Depois que o partido falhou em mover a tempo da tática de Frente Única à da luta pelo poder, Zinoviev e Stalin rejeitaram a Frente Única como um todo. A teoria do social-fascismo, que rejeita qualquer forma de Frente Única com o SPD contra os nazistas, foi revivida em 1929 e teve um papel importante no desarmamento da classe trabalhadora na luta contra o fascismo.

Em 1928, Trotsky mais uma vez repetiu as lições básicas do Outubro Alemão. Criticando o esquema de programa para o Sexto Congresso da Internacional Comunista, escreveu: "O papel do fator subjetivo em um período de desenvolvimento lento e orgânico pode permanecer um tanto subordinado.

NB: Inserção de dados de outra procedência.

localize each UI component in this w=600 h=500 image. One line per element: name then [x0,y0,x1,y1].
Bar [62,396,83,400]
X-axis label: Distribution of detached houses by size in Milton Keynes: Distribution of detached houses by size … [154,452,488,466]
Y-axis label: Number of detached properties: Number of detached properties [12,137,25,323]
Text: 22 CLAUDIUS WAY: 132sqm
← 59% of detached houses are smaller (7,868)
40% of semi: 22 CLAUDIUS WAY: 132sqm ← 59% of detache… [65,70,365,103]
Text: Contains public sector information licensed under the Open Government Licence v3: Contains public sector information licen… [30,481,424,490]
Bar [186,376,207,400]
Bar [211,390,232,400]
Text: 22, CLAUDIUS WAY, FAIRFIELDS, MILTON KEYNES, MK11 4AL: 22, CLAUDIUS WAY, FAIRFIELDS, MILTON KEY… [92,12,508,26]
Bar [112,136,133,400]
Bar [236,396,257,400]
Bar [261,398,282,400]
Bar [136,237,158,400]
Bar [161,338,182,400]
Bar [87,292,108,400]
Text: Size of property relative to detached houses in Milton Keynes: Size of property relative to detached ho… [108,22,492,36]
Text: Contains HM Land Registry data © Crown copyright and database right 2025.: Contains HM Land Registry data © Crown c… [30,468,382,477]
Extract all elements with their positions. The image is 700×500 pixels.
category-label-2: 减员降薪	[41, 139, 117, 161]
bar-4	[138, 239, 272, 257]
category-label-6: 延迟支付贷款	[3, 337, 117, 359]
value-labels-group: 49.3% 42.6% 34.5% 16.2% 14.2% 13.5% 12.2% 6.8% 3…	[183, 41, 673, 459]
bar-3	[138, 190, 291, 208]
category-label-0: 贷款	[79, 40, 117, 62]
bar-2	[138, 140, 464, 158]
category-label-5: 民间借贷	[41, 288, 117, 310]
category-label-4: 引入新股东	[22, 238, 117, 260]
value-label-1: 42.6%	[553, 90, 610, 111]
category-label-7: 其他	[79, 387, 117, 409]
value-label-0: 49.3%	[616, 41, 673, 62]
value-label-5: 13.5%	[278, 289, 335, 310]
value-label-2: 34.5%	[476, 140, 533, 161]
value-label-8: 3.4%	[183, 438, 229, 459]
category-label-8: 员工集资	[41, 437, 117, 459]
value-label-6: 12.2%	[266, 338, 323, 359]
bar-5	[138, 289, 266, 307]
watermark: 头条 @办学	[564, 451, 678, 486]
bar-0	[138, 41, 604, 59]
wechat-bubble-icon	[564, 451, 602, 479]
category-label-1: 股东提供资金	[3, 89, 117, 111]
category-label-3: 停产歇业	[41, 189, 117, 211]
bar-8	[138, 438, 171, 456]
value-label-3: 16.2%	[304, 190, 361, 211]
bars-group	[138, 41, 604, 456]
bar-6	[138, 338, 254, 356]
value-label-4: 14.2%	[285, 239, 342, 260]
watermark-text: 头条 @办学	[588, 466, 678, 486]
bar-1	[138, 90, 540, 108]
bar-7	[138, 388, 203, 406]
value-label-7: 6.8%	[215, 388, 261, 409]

Assim, muitos provérbios de sobre a graduação do processo podem surgir, como: ‘devagar, mas certo' e ‘não adianta dar murro em ponta de faca' e muitos outros, que resumem toda a sabedoria tática de nossa época, que abomina ‘pular etapas'. Mas, no momento em que as condições objetivas estão maduras, a chave de todo o processo histórico passa para a condição subjetiva, que é o partido. O oportunismo, que consciente ou inconscientemente desenvolve-se com inspiração em épocas passadas, sempre tenta subestimar o papel do fator subjetivo, que é: a importância do partido e da direção revolucionária. Tudo isso nos foi completamente revelado nas discussões a respeito do Outubro Alemão, no Comitê Anglo-Russo e na Revolução Chinesa. Em todos esses casos, assim como em outros de menor importância, a tendência oportunista evidenciou-se ao adotar uma via que cabia somente às ‘massas', desprezando por completo o ‘topo' da direção revolucionária. Tal atitude, que é falsa como um todo, opera com um efeito certamente fatal na época imperialista." [5]

Concluído

[traduzido por movimentonn.org]

Notas:
1. Leon Trotsky, [Through What Stage Are We Passing, in The Challenge of the Left Opposition (1923-25), Pathfinder Press, 1975], pp. 170-71.
2. Ibid., p. 169.
3. Leon Trotsky, (Lessons of October, New Park Publications, 1971), pp. 4-7.
4. Bernhard H. Bayerlein u.a. Hsg., (Deutscher Oktober 1923. Ein Revolutionsplan und sein Scheitern, Berlin: 2003), p. 464.
5. Leon Trotsky, (The Third International after Lenin, New Park, 1974), p. 64.